I was forced to inform her that it was a bulk dispenser of litter and she should stick with dogs. Never a dull moment with Gollum, nosiree.

Monday, November 17, 2008

A New Age

I have been completely swimming in news since the election started. I find myself reading news constantly. All. The Time. I am reading feeds on my iPhone before I'm even out of bed. Yes, I have asked myself if this is unhealthy. I mean, how many people need the AP wire or Maureen Dowd before they need coffee? The name Rachel Maddow was also tossed my way as someone to provide a fix. Since I am tv-less and on the edge of radio signals, I think this will be another vid-cast watched in bed.

Anyway, the latest sign of the times is Obama's plan to provide video versions of his weekly address. I first heard this on NPR where the reporter closed the story by saying, "YouTube did not exist when President Bush was elected." Yes, and the fact that it came into being, became a huge piece of the cultural and informational landscape and that he still wasn't including video at the end of his reign of terror is yet another example of how quick he was to adapt to new ideas.

January 20th cannot come soon enough for me.

Tuesday, November 04, 2008

Go vote!!!

The NPR mobile site has crashed. I can't check election returns. Aaaa!

Sent from my iPhone

Monday, November 03, 2008

The Adult Version

I was hunting for a good book to read when I go to bed after a long day of staring at student papers. As often happens in these situations, I re-read a title I really enjoyed once (or twice) before. This time, I chose to re-read the Hollows series by Kim Harrison. Nothing like a witch bounty hunter who both lives with a vampire who has sworn off blood and has a pixie for a partner. It's a great series.

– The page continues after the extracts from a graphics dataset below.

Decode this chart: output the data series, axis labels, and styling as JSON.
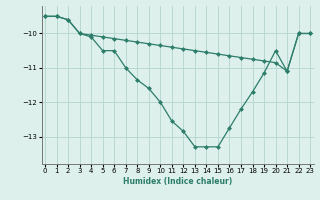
{
  "xlabel": "Humidex (Indice chaleur)",
  "line_color": "#2d7d6b",
  "bg_color": "#ddf0ec",
  "grid_color": "#b8d8d2",
  "line1_y": [
    -9.5,
    -9.5,
    -9.6,
    -10.0,
    -10.1,
    -10.5,
    -10.5,
    -11.0,
    -11.35,
    -11.6,
    -12.0,
    -12.55,
    -12.85,
    -13.3,
    -13.3,
    -13.3,
    -12.75,
    -12.2,
    -11.7,
    -11.15,
    -10.5,
    -11.1,
    -10.0,
    -10.0
  ],
  "line2_y": [
    -9.5,
    -9.5,
    -9.6,
    -10.0,
    -10.05,
    -10.1,
    -10.15,
    -10.2,
    -10.25,
    -10.3,
    -10.35,
    -10.4,
    -10.45,
    -10.5,
    -10.55,
    -10.6,
    -10.65,
    -10.7,
    -10.75,
    -10.8,
    -10.85,
    -11.1,
    -10.0,
    -10.0
  ],
  "ylim": [
    -13.8,
    -9.2
  ],
  "xlim": [
    -0.3,
    23.3
  ],
  "yticks": [
    -13,
    -12,
    -11,
    -10
  ],
  "xticks": [
    0,
    1,
    2,
    3,
    4,
    5,
    6,
    7,
    8,
    9,
    10,
    11,
    12,
    13,
    14,
    15,
    16,
    17,
    18,
    19,
    20,
    21,
    22,
    23
  ],
  "markersize": 2.5,
  "linewidth": 0.9,
  "tick_fontsize": 5,
  "xlabel_fontsize": 5.5
}
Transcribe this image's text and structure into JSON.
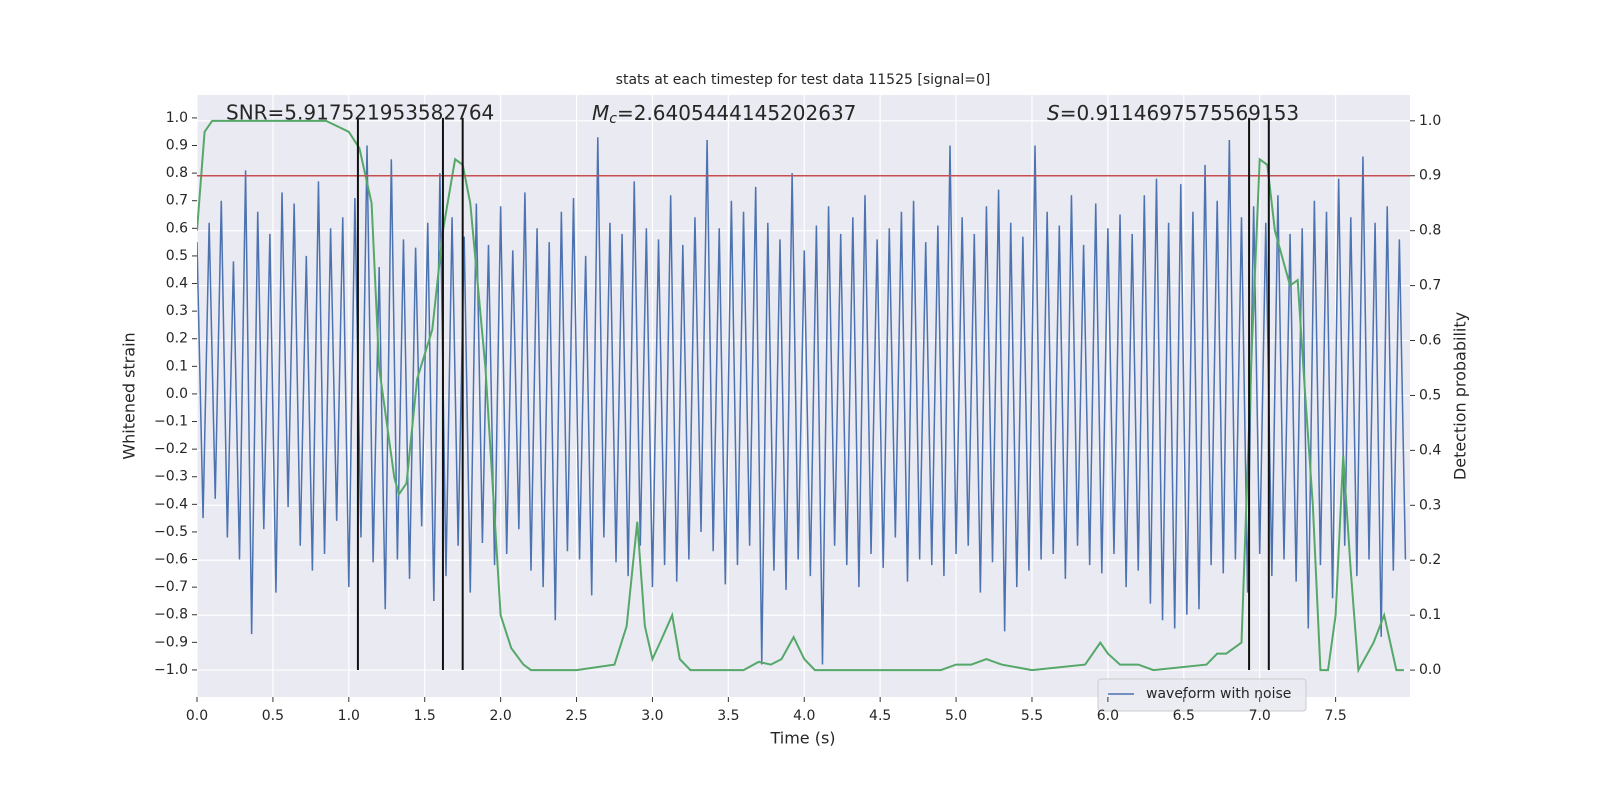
{
  "chart_data": {
    "type": "line",
    "title": "stats at each timestep for test data 11525 [signal=0]",
    "xlabel": "Time (s)",
    "ylabel": "Whitened strain",
    "y2label": "Detection probability",
    "annotations": [
      {
        "text": "SNR=5.917521953582764"
      },
      {
        "symbol": "M",
        "sub": "c",
        "text": "=2.6405444145202637"
      },
      {
        "symbol": "S",
        "text": "=0.9114697575569153"
      }
    ],
    "xlim": [
      0,
      7.99
    ],
    "ylim": [
      -1.098,
      1.083
    ],
    "y2lim": [
      -0.049,
      1.047
    ],
    "xticks": [
      {
        "value": 0,
        "label": "0.0"
      },
      0.5,
      {
        "value": 1,
        "label": "1.0"
      },
      1.5,
      {
        "value": 2,
        "label": "2.0"
      },
      2.5,
      {
        "value": 3,
        "label": "3.0"
      },
      3.5,
      {
        "value": 4,
        "label": "4.0"
      },
      4.5,
      {
        "value": 5,
        "label": "5.0"
      },
      5.5,
      {
        "value": 6,
        "label": "6.0"
      },
      6.5,
      {
        "value": 7,
        "label": "7.0"
      },
      7.5
    ],
    "yticks": [
      {
        "value": -1,
        "label": "−1.0"
      },
      {
        "value": -0.9,
        "label": "−0.9"
      },
      {
        "value": -0.8,
        "label": "−0.8"
      },
      {
        "value": -0.7,
        "label": "−0.7"
      },
      {
        "value": -0.6,
        "label": "−0.6"
      },
      {
        "value": -0.5,
        "label": "−0.5"
      },
      {
        "value": -0.4,
        "label": "−0.4"
      },
      {
        "value": -0.3,
        "label": "−0.3"
      },
      {
        "value": -0.2,
        "label": "−0.2"
      },
      {
        "value": -0.1,
        "label": "−0.1"
      },
      {
        "value": 0,
        "label": "0.0"
      },
      0.1,
      0.2,
      0.3,
      0.4,
      0.5,
      0.6,
      0.7,
      0.8,
      0.9,
      {
        "value": 1,
        "label": "1.0"
      }
    ],
    "y2ticks": [
      {
        "value": 0,
        "label": "0.0"
      },
      0.1,
      0.2,
      0.3,
      0.4,
      0.5,
      0.6,
      0.7,
      0.8,
      0.9,
      {
        "value": 1,
        "label": "1.0"
      }
    ],
    "grid": true,
    "legend": "lower right",
    "threshold": 0.9,
    "threshold_color": "#c44e52",
    "vlines": [
      1.06,
      1.62,
      1.75,
      6.93,
      7.06
    ],
    "vline_ylim": [
      -1.0,
      1.0
    ],
    "vline_color": "#111111",
    "series": [
      {
        "name": "waveform with noise",
        "color": "#4c72b0",
        "x": [
          0,
          0.04,
          0.08,
          0.12,
          0.16,
          0.2,
          0.24,
          0.28,
          0.32,
          0.36,
          0.4,
          0.44,
          0.48,
          0.52,
          0.56,
          0.6,
          0.64,
          0.68,
          0.72,
          0.76,
          0.8,
          0.84,
          0.88,
          0.92,
          0.96,
          1,
          1.04,
          1.08,
          1.12,
          1.16,
          1.2,
          1.24,
          1.28,
          1.32,
          1.36,
          1.4,
          1.44,
          1.48,
          1.52,
          1.56,
          1.6,
          1.64,
          1.68,
          1.72,
          1.76,
          1.8,
          1.84,
          1.88,
          1.92,
          1.96,
          2,
          2.04,
          2.08,
          2.12,
          2.16,
          2.2,
          2.24,
          2.28,
          2.32,
          2.36,
          2.4,
          2.44,
          2.48,
          2.52,
          2.56,
          2.6,
          2.64,
          2.68,
          2.72,
          2.76,
          2.8,
          2.84,
          2.88,
          2.92,
          2.96,
          3,
          3.04,
          3.08,
          3.12,
          3.16,
          3.2,
          3.24,
          3.28,
          3.32,
          3.36,
          3.4,
          3.44,
          3.48,
          3.52,
          3.56,
          3.6,
          3.64,
          3.68,
          3.72,
          3.76,
          3.8,
          3.84,
          3.88,
          3.92,
          3.96,
          4,
          4.04,
          4.08,
          4.12,
          4.16,
          4.2,
          4.24,
          4.28,
          4.32,
          4.36,
          4.4,
          4.44,
          4.48,
          4.52,
          4.56,
          4.6,
          4.64,
          4.68,
          4.72,
          4.76,
          4.8,
          4.84,
          4.88,
          4.92,
          4.96,
          5,
          5.04,
          5.08,
          5.12,
          5.16,
          5.2,
          5.24,
          5.28,
          5.32,
          5.36,
          5.4,
          5.44,
          5.48,
          5.52,
          5.56,
          5.6,
          5.64,
          5.68,
          5.72,
          5.76,
          5.8,
          5.84,
          5.88,
          5.92,
          5.96,
          6,
          6.04,
          6.08,
          6.12,
          6.16,
          6.2,
          6.24,
          6.28,
          6.32,
          6.36,
          6.4,
          6.44,
          6.48,
          6.52,
          6.56,
          6.6,
          6.64,
          6.68,
          6.72,
          6.76,
          6.8,
          6.84,
          6.88,
          6.92,
          6.96,
          7,
          7.04,
          7.08,
          7.12,
          7.16,
          7.2,
          7.24,
          7.28,
          7.32,
          7.36,
          7.4,
          7.44,
          7.48,
          7.52,
          7.56,
          7.6,
          7.64,
          7.68,
          7.72,
          7.76,
          7.8,
          7.84,
          7.88,
          7.92,
          7.96
        ],
        "values": [
          0.55,
          -0.45,
          0.62,
          -0.38,
          0.7,
          -0.52,
          0.48,
          -0.6,
          0.81,
          -0.87,
          0.66,
          -0.49,
          0.58,
          -0.72,
          0.73,
          -0.41,
          0.69,
          -0.55,
          0.5,
          -0.64,
          0.77,
          -0.58,
          0.6,
          -0.46,
          0.64,
          -0.7,
          0.71,
          -0.52,
          0.9,
          -0.61,
          0.46,
          -0.78,
          0.85,
          -0.6,
          0.56,
          -0.67,
          0.53,
          -0.48,
          0.62,
          -0.75,
          0.8,
          -0.66,
          0.64,
          -0.55,
          0.57,
          -0.72,
          0.69,
          -0.54,
          0.54,
          -0.62,
          0.68,
          -0.58,
          0.52,
          -0.49,
          0.73,
          -0.64,
          0.6,
          -0.7,
          0.55,
          -0.82,
          0.66,
          -0.57,
          0.71,
          -0.6,
          0.5,
          -0.73,
          0.93,
          -0.52,
          0.62,
          -0.61,
          0.58,
          -0.66,
          0.77,
          -0.55,
          0.6,
          -0.7,
          0.56,
          -0.62,
          0.72,
          -0.68,
          0.54,
          -0.6,
          0.64,
          -0.5,
          0.92,
          -0.57,
          0.6,
          -0.69,
          0.7,
          -0.62,
          0.66,
          -0.55,
          0.75,
          -0.98,
          0.62,
          -0.64,
          0.56,
          -0.71,
          0.8,
          -0.6,
          0.52,
          -0.66,
          0.61,
          -0.98,
          0.68,
          -0.55,
          0.58,
          -0.62,
          0.64,
          -0.7,
          0.72,
          -0.58,
          0.56,
          -0.63,
          0.6,
          -0.52,
          0.66,
          -0.68,
          0.7,
          -0.6,
          0.55,
          -0.62,
          0.61,
          -0.66,
          0.9,
          -0.58,
          0.64,
          -0.55,
          0.58,
          -0.72,
          0.68,
          -0.61,
          0.74,
          -0.86,
          0.62,
          -0.7,
          0.57,
          -0.64,
          0.9,
          -0.6,
          0.66,
          -0.58,
          0.61,
          -0.67,
          0.72,
          -0.55,
          0.54,
          -0.62,
          0.69,
          -0.65,
          0.6,
          -0.58,
          0.65,
          -0.7,
          0.58,
          -0.64,
          0.72,
          -0.76,
          0.78,
          -0.82,
          0.62,
          -0.85,
          0.76,
          -0.8,
          0.66,
          -0.78,
          0.83,
          -0.62,
          0.7,
          -0.65,
          0.92,
          -0.6,
          0.64,
          -0.72,
          0.68,
          -0.58,
          0.62,
          -0.66,
          0.72,
          -0.6,
          0.58,
          -0.68,
          0.6,
          -0.85,
          0.7,
          -0.62,
          0.66,
          -0.74,
          0.78,
          -0.55,
          0.64,
          -0.66,
          0.86,
          -0.6,
          0.62,
          -0.88,
          0.68,
          -0.64,
          0.56,
          -0.6
        ]
      },
      {
        "color": "#55a868",
        "axis": "y2",
        "x": [
          0,
          0.05,
          0.1,
          0.5,
          0.85,
          1,
          1.07,
          1.15,
          1.2,
          1.3,
          1.33,
          1.38,
          1.45,
          1.55,
          1.62,
          1.7,
          1.75,
          1.8,
          1.9,
          2,
          2.07,
          2.15,
          2.2,
          2.5,
          2.75,
          2.83,
          2.9,
          2.95,
          3,
          3.05,
          3.13,
          3.18,
          3.25,
          3.6,
          3.7,
          3.78,
          3.85,
          3.93,
          4,
          4.07,
          4.9,
          5,
          5.1,
          5.2,
          5.3,
          5.5,
          5.85,
          5.95,
          6,
          6.08,
          6.2,
          6.3,
          6.65,
          6.72,
          6.78,
          6.88,
          6.95,
          7,
          7.05,
          7.1,
          7.2,
          7.25,
          7.3,
          7.35,
          7.4,
          7.45,
          7.5,
          7.55,
          7.6,
          7.65,
          7.75,
          7.82,
          7.9,
          7.95
        ],
        "values": [
          0.8,
          0.98,
          1,
          1,
          1,
          0.98,
          0.95,
          0.85,
          0.55,
          0.35,
          0.32,
          0.34,
          0.53,
          0.62,
          0.8,
          0.93,
          0.92,
          0.85,
          0.55,
          0.1,
          0.04,
          0.01,
          0,
          0,
          0.01,
          0.08,
          0.27,
          0.08,
          0.02,
          0.05,
          0.1,
          0.02,
          0,
          0,
          0.015,
          0.01,
          0.02,
          0.06,
          0.02,
          0,
          0,
          0.01,
          0.01,
          0.02,
          0.01,
          0,
          0.01,
          0.05,
          0.03,
          0.01,
          0.01,
          0,
          0.01,
          0.03,
          0.03,
          0.05,
          0.6,
          0.93,
          0.92,
          0.8,
          0.7,
          0.71,
          0.5,
          0.3,
          0,
          0,
          0.1,
          0.39,
          0.18,
          0,
          0.05,
          0.1,
          0,
          0
        ]
      }
    ]
  }
}
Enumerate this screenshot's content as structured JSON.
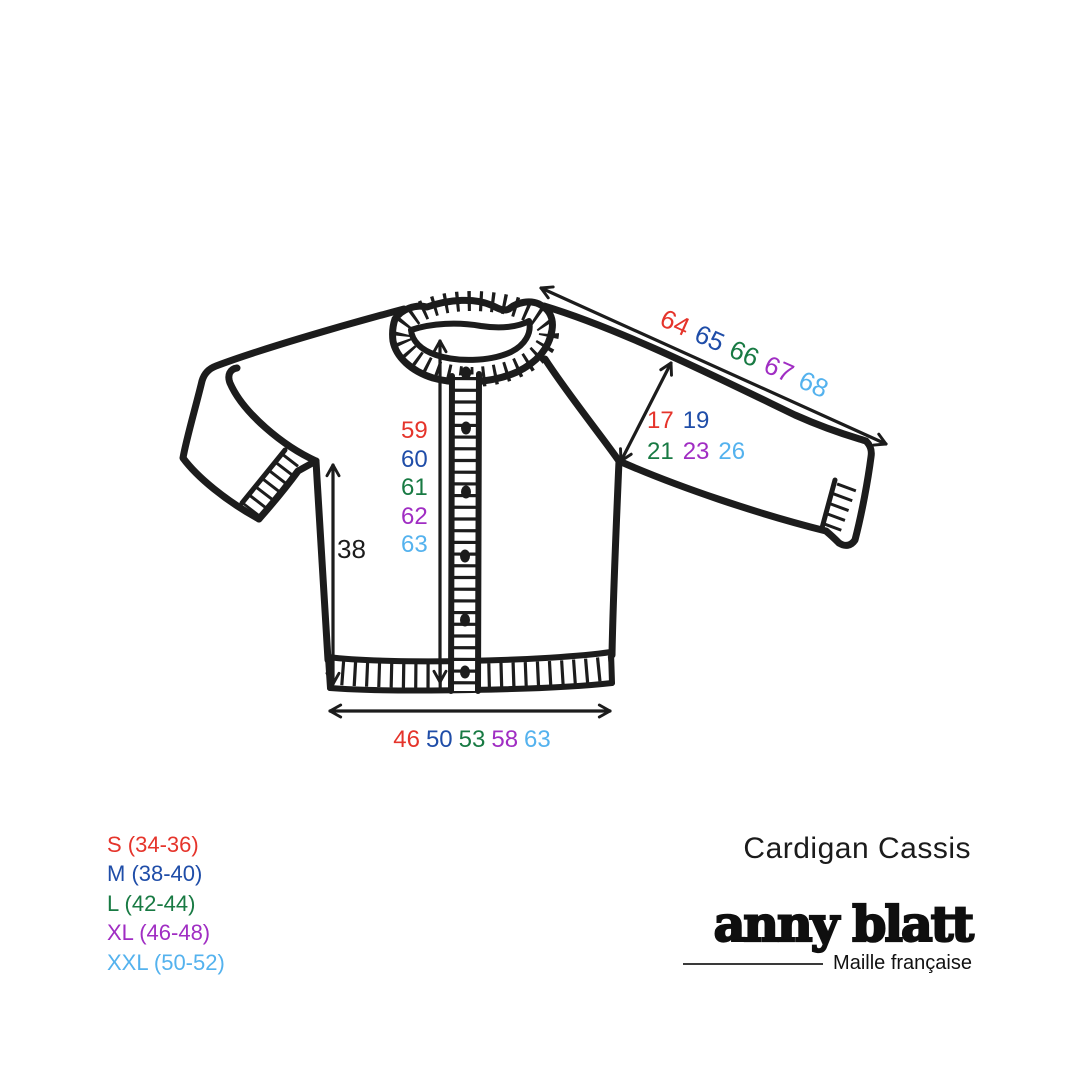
{
  "palette": [
    "#e5342b",
    "#1f4da8",
    "#187a43",
    "#a02dc3",
    "#54b2ee"
  ],
  "ink": "#1c1c1c",
  "measurements": {
    "overall_width": [
      "64",
      "65",
      "66",
      "67",
      "68"
    ],
    "sleeve_row1": [
      "17",
      "19"
    ],
    "sleeve_row2": [
      "21",
      "23",
      "26"
    ],
    "total_length": [
      "59",
      "60",
      "61",
      "62",
      "63"
    ],
    "side_length": "38",
    "bottom_width": [
      "46",
      "50",
      "53",
      "58",
      "63"
    ]
  },
  "legend": {
    "items": [
      {
        "label": "S (34-36)"
      },
      {
        "label": "M (38-40)"
      },
      {
        "label": "L (42-44)"
      },
      {
        "label": "XL (46-48)"
      },
      {
        "label": "XXL (50-52)"
      }
    ]
  },
  "header": {
    "title": "Cardigan Cassis"
  },
  "brand": {
    "name": "anny blatt",
    "tagline": "Maille française"
  }
}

While waiting for my library copy of the first book in the series, Dead Witch Walking, to come rolling in from the coast on ye olde bookmobile, I acquired a digital copy of the audiobook. I have to tell you, this is the best. I laid on the couch Saturday recovering from Friday's Halloween party and read the first 100-or-so pages. Then I crawled back into Big Swampy 'cuz the house was cold and I wasn't up to faking it anymore. I dropped in the earbuds and picked up in the book where I left off without having to focus my poor eyes. It was awesome. Last night did both! This was like an adult read-along book. While I am not appreciative of the audio artist's rendition of Ivy the vampire*, it was oh so very cool to be lying in bed having someone read to me.

*Question for the audience: why oh why must every vampire have a silky-husky-breathy voice? The premise of the Hollows series is that Inderland creatures who have lived among humans for centuries and have thus learned to mask their differences in order to survive are now living openly. You, like, can't tell me that there isn't, like, at least one vamp in the whole clan that sounds like a valley girl. The vampire character is not filling any of the well known stereotypes or caricatures of the species but the reader's voice sure is.